Les Comores s’acheminent vers des élections législatives en 2014 et vers un scrutin pour la magistrature suprême en 2016. Ces échéances cruciales doivent permettre de dépasser le sempiternel débat sur l’utilité ou la nocivité de la présidence tournante. Notre parti, Comores Alternatives, sera au rendez-vous, et ne veut pas le faire en simple spectateur, mais en acteur politique majeur. Il en a les moyens et la volonté. La bataille que nous comptons mener à cet égard est avant tout celui du cœur, de la volonté et de la sincérité, à un moment où la désaffection politique est devenue une terrible réalité, puisque, désabusé, le Comorien rejette ses «élites» politiques.

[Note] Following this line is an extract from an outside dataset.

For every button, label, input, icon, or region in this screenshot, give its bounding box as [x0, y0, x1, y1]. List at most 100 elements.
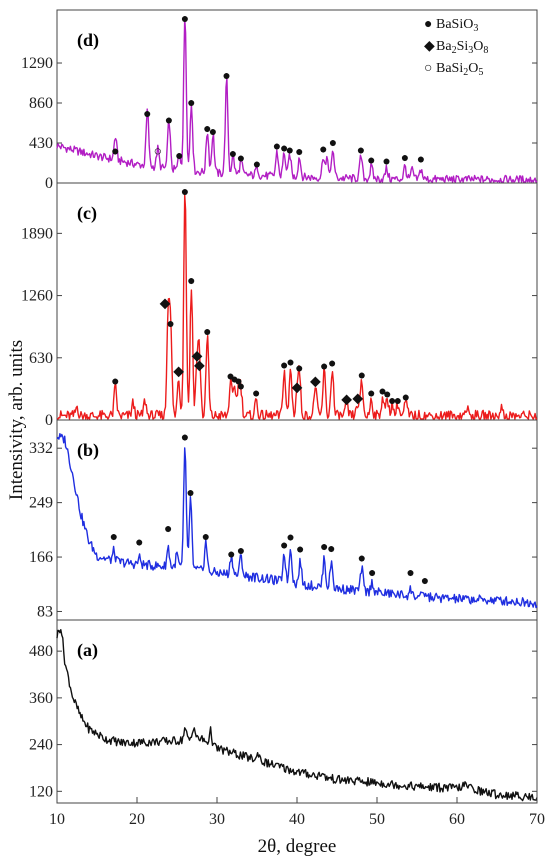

Le combat que nous comptons mener est au cœur de la société comorienne, puisqu’incarné par des Comoriens vivant en France marchant la main avec leurs frères et sœurs vivant aux Comores. Ce n’est pas un combat individuel ou sectaire, mais celui de tout un peuple qui, en même temps qu’il s’interroge sur des «élites» en état d’échec, scrute toujours l’horizon, à la recherche de cet espoir qui ira bien au-delà de celui suscité en 2004-2006 et qui se solda par de terribles désillusions. Notre combat est celui du réalisme et de la sincérité, celui de l’effort commun, celui de la valorisation d’un peuple oublié et marginalisé, un peuple qui doit être réhabilité dans sa souveraineté pleine et entière, conformément à ce que disait le Père Jean-Bertrand Aristides lors de sa «période démocratique»: «Il vaut mieux échouer avec le peuple que de réussir sans lui».
Par Saïd-Abdillah Saïd-Ahmed
Animateur Principal de Comores Alternatives
Biographie de l'auteur
Saïd Ahmed Saïd Abdillah est né le 6 juin 1969. Il est médecin de formation, diplômé de la Faculté de Médecine de Tananarive.
Il a été Secrétaire Général Adjoint au Conseil d’Etat et au Conseil Législatif entre 1999 et 2002.
Il est actuellement chef d’entre- prise en France et dirige le club de réflexion et d’action politique «Comores Alternatives».
Il a écrit : Comores. D'une République à l'autre, Coelacanthe, 2012.